Funding: The study, “Structural and Functional Synaptic Plasticity Induced by Convergent Synapse Loss in the Drosophila Neuromuscular Circuit,” was supported by National Institutes of Health grants K01-NS-102342 and T32-GM-007183, the University of Chicago Biological Sciences Division, and the Grossman Institute for Neuroscience, Quantitative Biology and Human Behavior. Additional authors include Meike Lobb-Rabe, James Ashley and Veera Anand.

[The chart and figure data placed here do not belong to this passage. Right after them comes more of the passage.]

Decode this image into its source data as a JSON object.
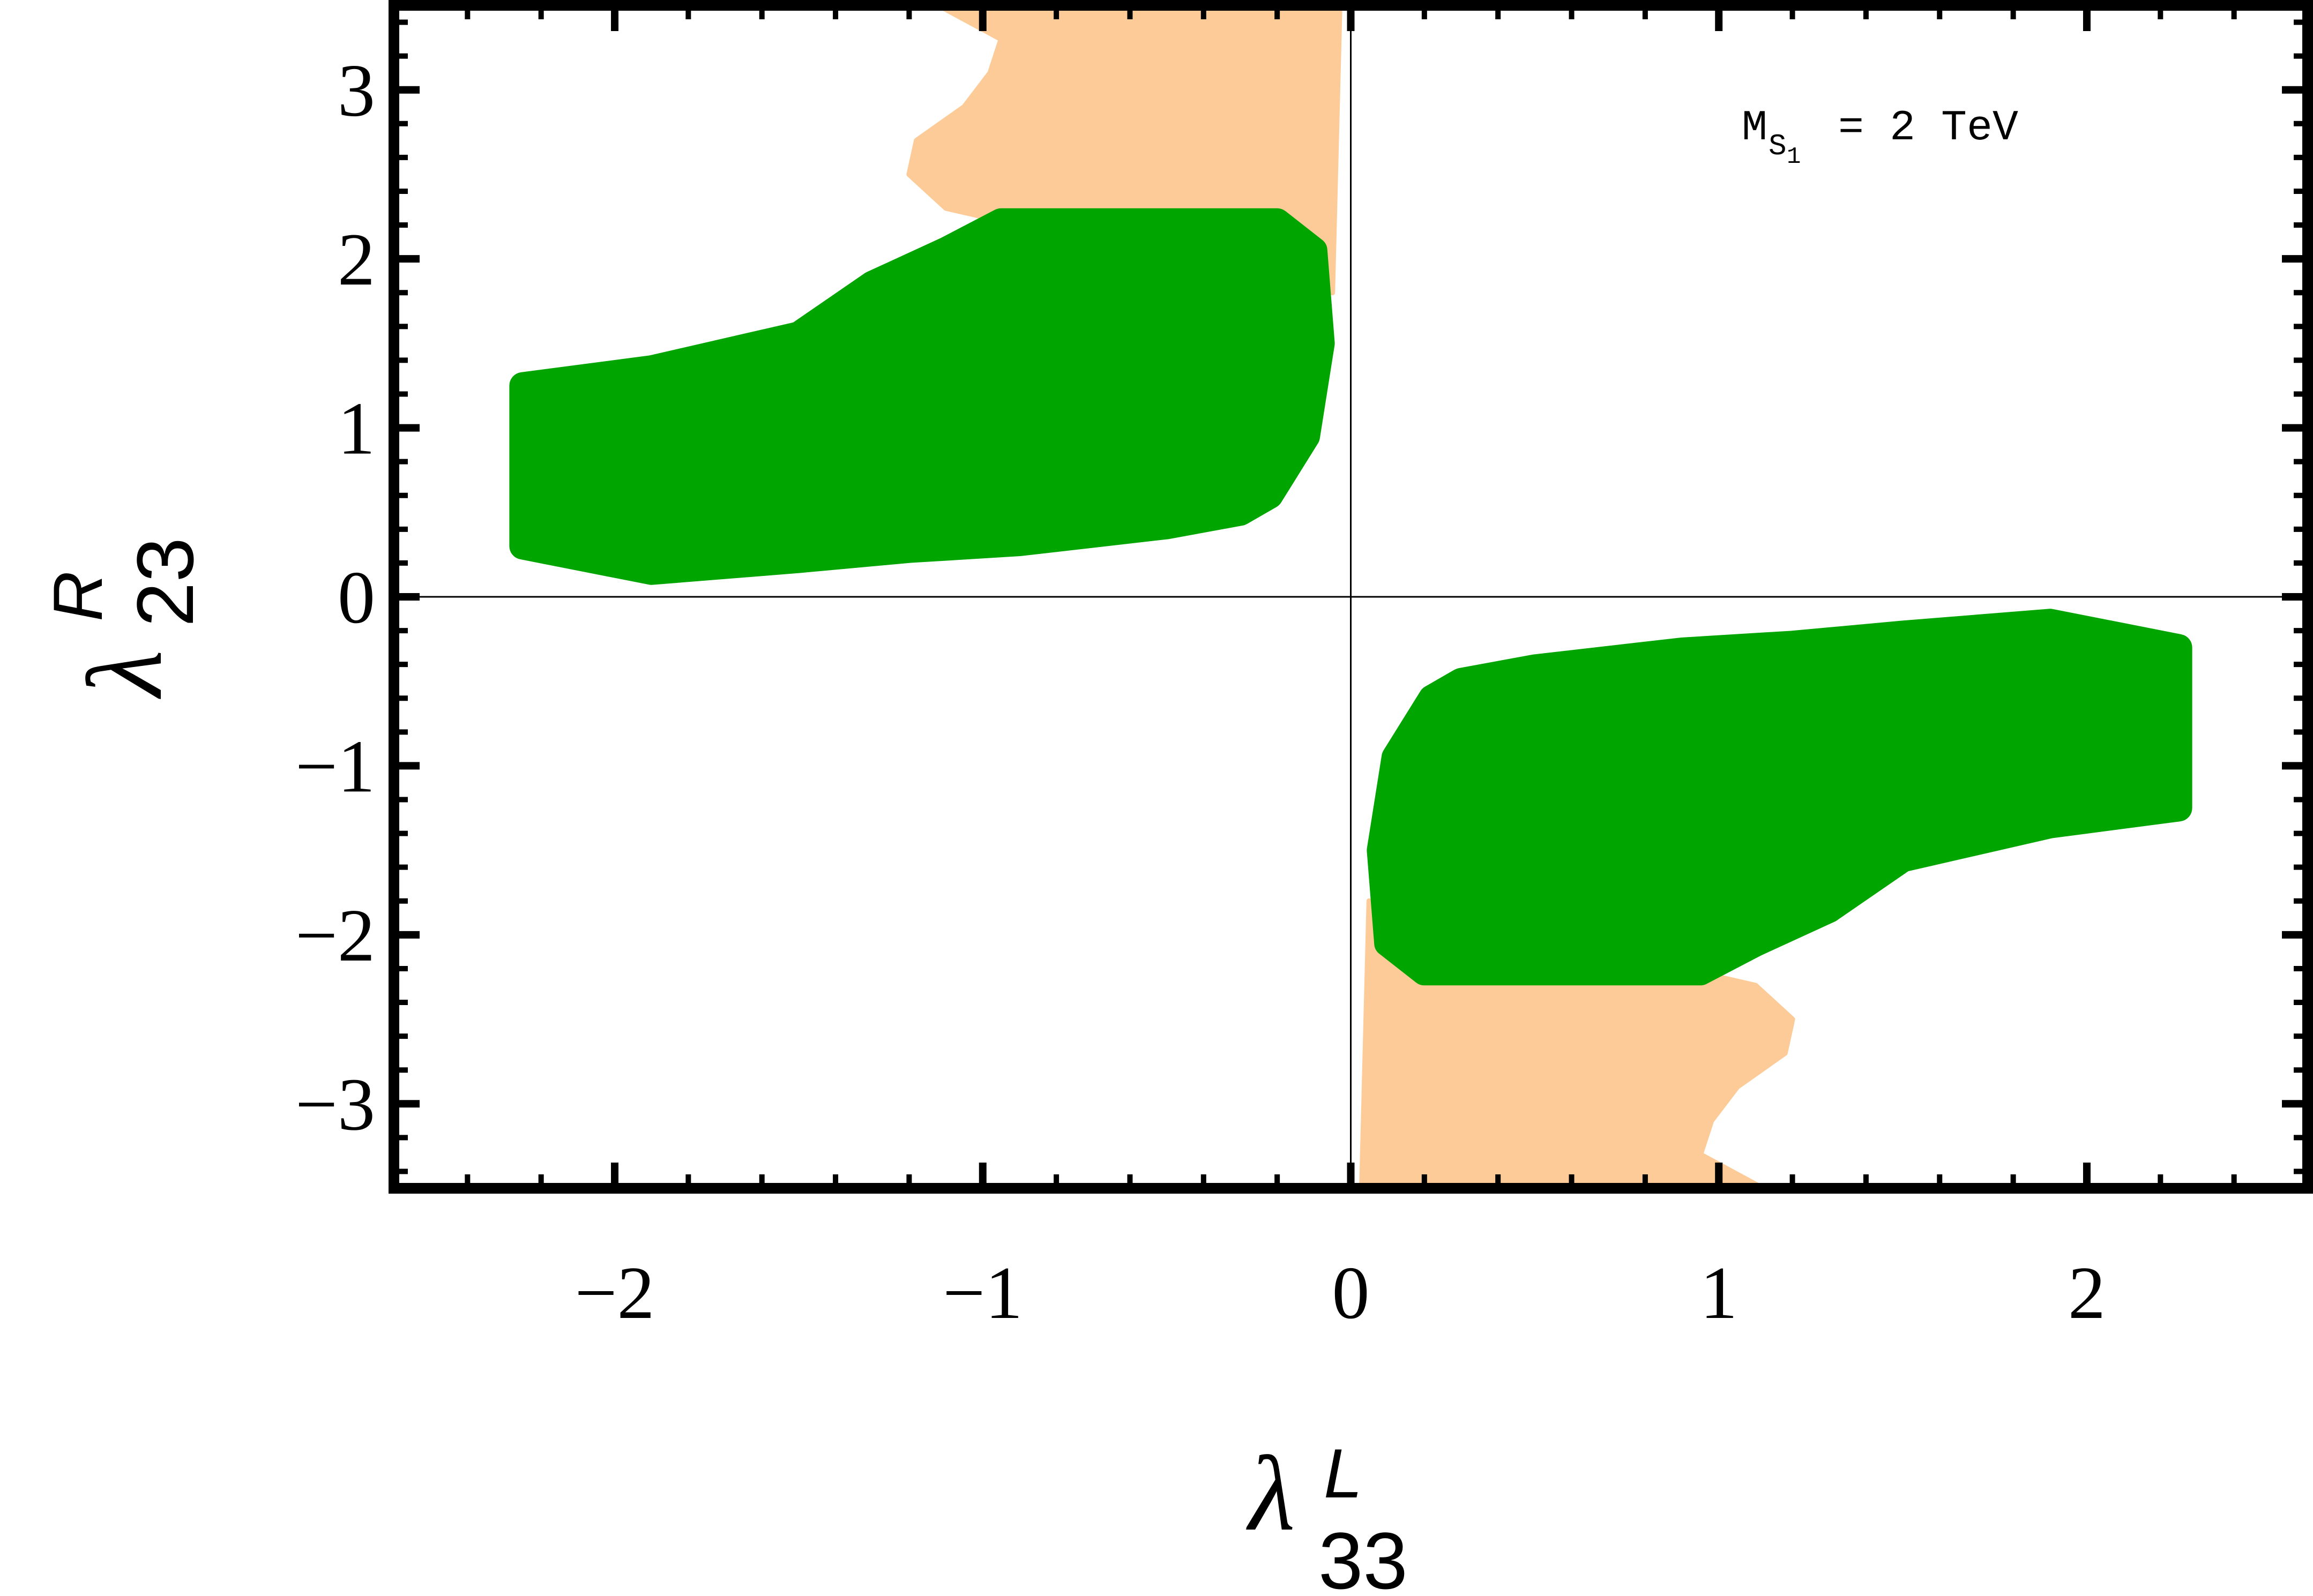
{
  "chart_data": {
    "type": "scatter",
    "xlim": [
      -2.6,
      2.6
    ],
    "ylim": [
      -3.5,
      3.5
    ],
    "x_ticks": [
      -2,
      -1,
      0,
      1,
      2
    ],
    "x_tick_labels": [
      "−2",
      "−1",
      "0",
      "1",
      "2"
    ],
    "y_ticks": [
      -3,
      -2,
      -1,
      0,
      1,
      2,
      3
    ],
    "y_tick_labels": [
      "−3",
      "−2",
      "−1",
      "0",
      "1",
      "2",
      "3"
    ],
    "xlabel": {
      "symbol": "λ",
      "sub": "33",
      "sup": "L"
    },
    "ylabel": {
      "symbol": "λ",
      "sub": "23",
      "sup": "R"
    },
    "annotation": {
      "main": "M",
      "sub": "S",
      "subsub": "1",
      "rest": "= 2 TeV"
    },
    "grid": false,
    "zero_lines": true,
    "colors": {
      "green": "#00a500",
      "peach": "#fdcb97",
      "frame": "#000000",
      "zero_line": "#000000"
    },
    "regions": [
      {
        "name": "peach",
        "color": "#fdcb97",
        "polygons": [
          [
            [
              -1.12,
              3.5
            ],
            [
              -0.03,
              3.5
            ],
            [
              -0.05,
              1.8
            ],
            [
              -0.3,
              2.15
            ],
            [
              -1.0,
              2.25
            ],
            [
              -1.1,
              2.3
            ],
            [
              -1.2,
              2.5
            ],
            [
              -1.18,
              2.7
            ],
            [
              -1.05,
              2.9
            ],
            [
              -0.98,
              3.1
            ],
            [
              -0.95,
              3.3
            ]
          ],
          [
            [
              1.12,
              -3.5
            ],
            [
              0.03,
              -3.5
            ],
            [
              0.05,
              -1.8
            ],
            [
              0.3,
              -2.15
            ],
            [
              1.0,
              -2.25
            ],
            [
              1.1,
              -2.3
            ],
            [
              1.2,
              -2.5
            ],
            [
              1.18,
              -2.7
            ],
            [
              1.05,
              -2.9
            ],
            [
              0.98,
              -3.1
            ],
            [
              0.95,
              -3.3
            ]
          ]
        ]
      },
      {
        "name": "green",
        "color": "#00a500",
        "polygons": [
          [
            [
              -2.25,
              1.25
            ],
            [
              -1.9,
              1.35
            ],
            [
              -1.5,
              1.55
            ],
            [
              -1.3,
              1.85
            ],
            [
              -1.1,
              2.05
            ],
            [
              -0.95,
              2.22
            ],
            [
              -0.2,
              2.22
            ],
            [
              -0.1,
              2.05
            ],
            [
              -0.08,
              1.5
            ],
            [
              -0.12,
              0.95
            ],
            [
              -0.22,
              0.6
            ],
            [
              -0.3,
              0.5
            ],
            [
              -0.5,
              0.42
            ],
            [
              -0.9,
              0.32
            ],
            [
              -1.2,
              0.28
            ],
            [
              -1.5,
              0.22
            ],
            [
              -1.9,
              0.15
            ],
            [
              -2.25,
              0.3
            ]
          ],
          [
            [
              2.25,
              -1.25
            ],
            [
              1.9,
              -1.35
            ],
            [
              1.5,
              -1.55
            ],
            [
              1.3,
              -1.85
            ],
            [
              1.1,
              -2.05
            ],
            [
              0.95,
              -2.22
            ],
            [
              0.2,
              -2.22
            ],
            [
              0.1,
              -2.05
            ],
            [
              0.08,
              -1.5
            ],
            [
              0.12,
              -0.95
            ],
            [
              0.22,
              -0.6
            ],
            [
              0.3,
              -0.5
            ],
            [
              0.5,
              -0.42
            ],
            [
              0.9,
              -0.32
            ],
            [
              1.2,
              -0.28
            ],
            [
              1.5,
              -0.22
            ],
            [
              1.9,
              -0.15
            ],
            [
              2.25,
              -0.3
            ]
          ]
        ]
      }
    ]
  }
}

About this synaptic plasticity research news
Source: University of Chicago
Contact: Alison Caldwell – University of Chicago
Image: The image is credited to Robert Carrillo, PhD, and Yupu Wang
Original Research: Closed access.
“Structural and Functional Synaptic Plasticity Induced by Convergent Synapse Loss in the Drosophila Neuromuscular Circuit” by Yupu Wang, Meike Lobb-Rabe, James Ashley, Veera Anand and Robert A. Carrillo. Journal of Neuroscience
Structural and Functional Synaptic Plasticity Induced by Convergent Synapse Loss in the Drosophila Neuromuscular Circuit
Throughout the nervous system, the convergence of two or more presynaptic inputs on a target cell is commonly observed. The question we ask here is to what extent converging inputs influence each other’s structural and functional synaptic plasticity. In complex circuits, isolating individual inputs is difficult because postsynaptic cells can receive thousands of inputs.
An ideal model to address this question is the Drosophila larval neuromuscular junction (NMJ) where each postsynaptic muscle cell receives inputs from two glutamatergic types of motor neurons (MNs), known as 1b and 1s MNs. Notably, each muscle is unique and receives input from a different combination of 1b and 1s MNs; we surveyed multiple muscles for this reason.

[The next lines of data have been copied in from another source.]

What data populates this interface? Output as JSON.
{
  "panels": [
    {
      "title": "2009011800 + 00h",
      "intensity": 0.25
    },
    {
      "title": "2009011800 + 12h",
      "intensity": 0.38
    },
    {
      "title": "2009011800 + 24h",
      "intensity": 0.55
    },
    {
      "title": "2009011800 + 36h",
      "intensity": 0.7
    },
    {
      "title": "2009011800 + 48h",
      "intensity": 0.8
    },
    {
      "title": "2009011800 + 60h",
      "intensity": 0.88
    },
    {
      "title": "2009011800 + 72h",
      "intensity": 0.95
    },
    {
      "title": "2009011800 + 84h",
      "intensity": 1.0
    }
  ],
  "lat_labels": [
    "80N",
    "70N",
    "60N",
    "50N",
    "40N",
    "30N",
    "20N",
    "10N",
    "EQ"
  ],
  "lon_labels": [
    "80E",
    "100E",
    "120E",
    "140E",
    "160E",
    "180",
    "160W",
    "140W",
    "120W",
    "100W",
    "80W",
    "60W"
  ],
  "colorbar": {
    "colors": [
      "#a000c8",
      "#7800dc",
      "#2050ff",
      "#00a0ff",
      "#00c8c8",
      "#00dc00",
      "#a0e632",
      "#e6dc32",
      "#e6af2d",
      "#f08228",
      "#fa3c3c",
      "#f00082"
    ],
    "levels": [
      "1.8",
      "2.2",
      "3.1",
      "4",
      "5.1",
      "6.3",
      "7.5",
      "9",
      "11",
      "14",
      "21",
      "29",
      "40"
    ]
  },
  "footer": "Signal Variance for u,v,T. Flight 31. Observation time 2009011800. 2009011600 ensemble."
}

Here, we identified a cell-specific promoter that allows ablation of 1s MNs postinnervation and measured structural and functional responses of convergent 1b NMJs using microscopy and electrophysiology.
For all muscles examined in both sexes, ablation of 1s MNs resulted in NMJ expansion and increased spontaneous neurotransmitter release at corresponding 1b NMJs. This demonstrates that 1b NMJs can compensate for the loss of convergent 1s MNs. However, only a subset of 1b NMJs showed compensatory evoked neurotransmission, suggesting target-specific plasticity. Silencing 1s MNs led to similar plasticity at 1b NMJs, suggesting that evoked neurotransmission from 1s MNs contributes to 1b synaptic plasticity.

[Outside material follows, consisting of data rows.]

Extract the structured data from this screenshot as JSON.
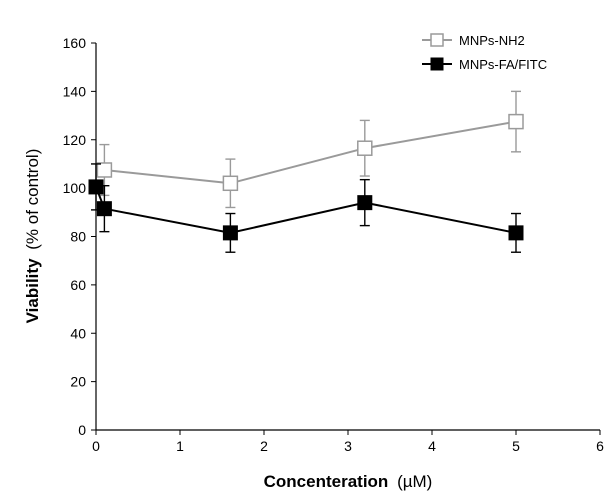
{
  "chart_data": {
    "type": "line",
    "xlabel": "Concenteration",
    "xlabel_unit": "(µM)",
    "ylabel": "Viability",
    "ylabel_unit": "(% of control)",
    "xlim": [
      0,
      6
    ],
    "ylim": [
      0,
      160
    ],
    "xticks": [
      "0",
      "1",
      "2",
      "3",
      "4",
      "5",
      "6"
    ],
    "yticks": [
      "0",
      "20",
      "40",
      "60",
      "80",
      "100",
      "120",
      "140",
      "160"
    ],
    "grid": false,
    "legend_position": "top-right",
    "series": [
      {
        "name": "MNPs-NH2",
        "color": "#9a9a9a",
        "marker": "open-square",
        "x": [
          0.1,
          1.6,
          3.2,
          5.0
        ],
        "y": [
          107.5,
          102,
          116.5,
          127.5
        ],
        "err": [
          10.5,
          10,
          11.5,
          12.5
        ]
      },
      {
        "name": "MNPs-FA/FITC",
        "color": "#000000",
        "marker": "filled-square",
        "x": [
          0,
          0.1,
          1.6,
          3.2,
          5.0
        ],
        "y": [
          100.5,
          91.5,
          81.5,
          94,
          81.5
        ],
        "err": [
          9.5,
          9.5,
          8,
          9.5,
          8
        ]
      }
    ]
  }
}
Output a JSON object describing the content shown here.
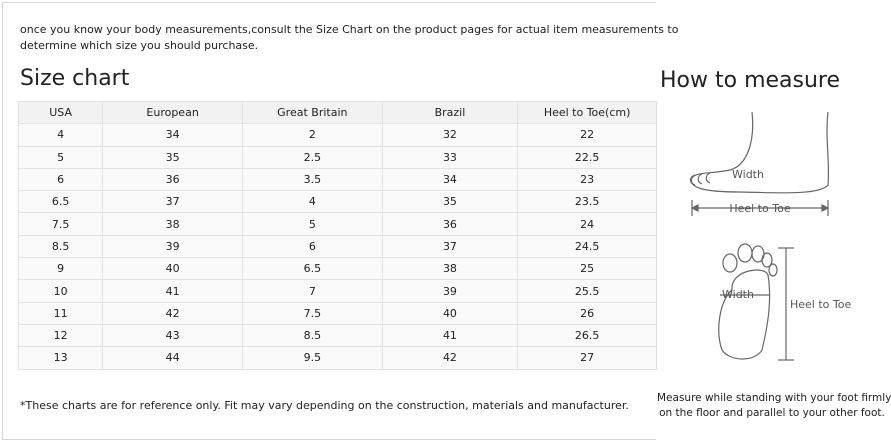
{
  "intro": [
    "once you know your body measurements,consult the Size Chart on the product pages for actual item measurements to",
    "determine which size you should purchase."
  ],
  "size_chart": {
    "title": "Size chart",
    "header": [
      "USA",
      "European",
      "Great Britain",
      "Brazil",
      "Heel to Toe(cm)"
    ],
    "rows": [
      [
        "4",
        "34",
        "2",
        "32",
        "22"
      ],
      [
        "5",
        "35",
        "2.5",
        "33",
        "22.5"
      ],
      [
        "6",
        "36",
        "3.5",
        "34",
        "23"
      ],
      [
        "6.5",
        "37",
        "4",
        "35",
        "23.5"
      ],
      [
        "7.5",
        "38",
        "5",
        "36",
        "24"
      ],
      [
        "8.5",
        "39",
        "6",
        "37",
        "24.5"
      ],
      [
        "9",
        "40",
        "6.5",
        "38",
        "25"
      ],
      [
        "10",
        "41",
        "7",
        "39",
        "25.5"
      ],
      [
        "11",
        "42",
        "7.5",
        "40",
        "26"
      ],
      [
        "12",
        "43",
        "8.5",
        "41",
        "26.5"
      ],
      [
        "13",
        "44",
        "9.5",
        "42",
        "27"
      ]
    ],
    "footnote": "*These charts are for reference only. Fit may vary depending on the construction, materials and manufacturer."
  },
  "how_to_measure": {
    "title": "How to measure",
    "side_labels": [
      "Width",
      "Heel to Toe"
    ],
    "sole_labels": [
      "Width",
      "Heel to Toe"
    ],
    "caption": [
      "Measure while standing with your foot firmly",
      "on the floor and parallel to your other foot."
    ]
  }
}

Finally, we genetically blocked 1s innervation in male larvae and robust 1b synaptic plasticity was eliminated, raising the possibility that 1s NMJ formation is required to set up a reference for subsequent synaptic perturbations.
In complex neural circuits, multiple convergent inputs contribute to the activity of the target cell, but whether synaptic plasticity exists among these inputs has not been thoroughly explored. In this study, we examined synaptic plasticity in the structurally and functionally tractable Drosophila larval neuromuscular system. In this convergent circuit, each muscle is innervated by a unique pair of motor neurons. Removal of one neuron after innervation causes the adjacent neuron to increase neuromuscular junction outgrowth and functional output.
However, this is not a general feature as each motor neuron differentially compensates. Further, robust compensation requires initial coinnervation by both neurons. Understanding how neurons respond to perturbations in adjacent neurons will provide insight into nervous system plasticity in both healthy and disease states.